The Church of Jesus Christ of Latter-day Saints announced Friday that these “exceptions” would be allowed, based on decisions by the global faith’s area authorities.

“Missionary attire has regularly adapted over time according to location, style and custom,” apostle Dieter F. Uchtdorf, chairman of the Missionary Executive Council, said in the release. “These exceptions are a continuation of that process. In all our considerations, we keep top of mind the missionary’s calling to represent Jesus Christ, their health and safety, and the cultural sensitivities of the places where they serve.”

All “elders” (the term for male missionaries) will continue to wear a white shirt and tie and, in some areas, a suit coat, the release said, “when attending the temple, Sunday worship services, leadership and zone conferences, Missionary Training Centers, baptismal services and other church meetings.”

Missionaries will be notified by their mission president if these exceptions apply to their teaching areas.

In December 2018, the Utah-based faith loosened the dress code for “sister missionaries” (as the women are called), allowing them in all missions around the world to ditch their dresses and wear pants — at “their own discretion” — when they proselytize.

A year earlier, the church — which is likely Utah’s largest employer — eased its employee dress code to include dress pants for women, as well as traditional skirts and dresses.

The reason for the church’s emphasis on attire, Uchtdorf said, is for these evangelizers “to be dignified, respectful and approachable as missionaries fulfill their purpose of teaching people about the gospel of Jesus Christ.”

One item that will remain on all missionaries: nametags.

Some observers in the U.S. and Europe have said that the white shirt, dark tie uniform made missionaries look like FBI or CIA agents, or like the lead characters in “Men in Black.”

As a missionary in England 40 years ago, Jeff Schrade of Stafford, Va., wrote on Facebook, that “the only people who dressed in suits were detectives, morticians and the occasional banker.”

Schrade sees the change as “wonderful" and hopes “it helps with missionary work.”

Missionary dress codes have varied during the faith’s 190-year history.

In the late 19th century, historian Jonathan Stapley reports that mission leaders had directed elders to wear a “Prince Albert coat” and top hat.

The coat was long and double-breasted, Stapley wrote on bycommonconsent.com.
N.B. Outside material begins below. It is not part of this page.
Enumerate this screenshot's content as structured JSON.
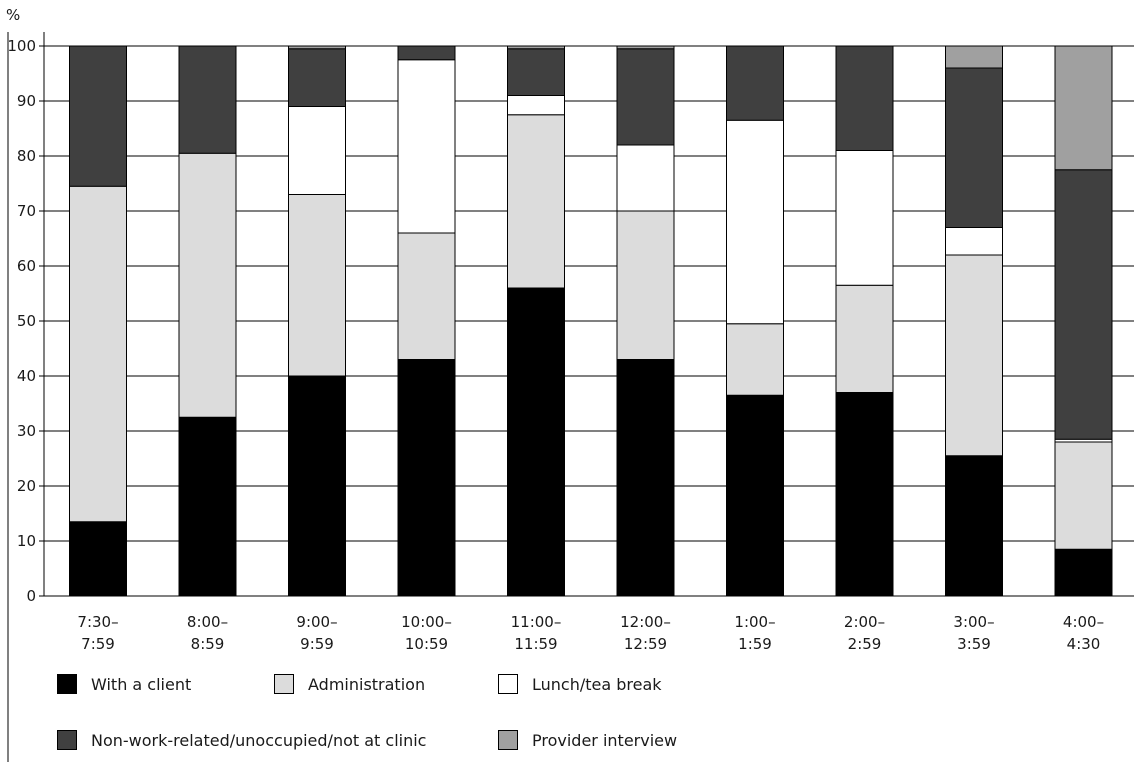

By 1902, he said, the Middle States Mission had abandoned the Prince Albert suit.

Historian Ardis Parshall listed 1916 instructions on missionary clothing as being “a good black suit or blue suit, a good overcoat and Derby hat” and “white or light-colored shirts and black ties.”

Even then, though, the directions were flexible. “Varied climates in the different missions,” they said, “make it advisable to have clothing suited to the particular locality in which the elder labors.”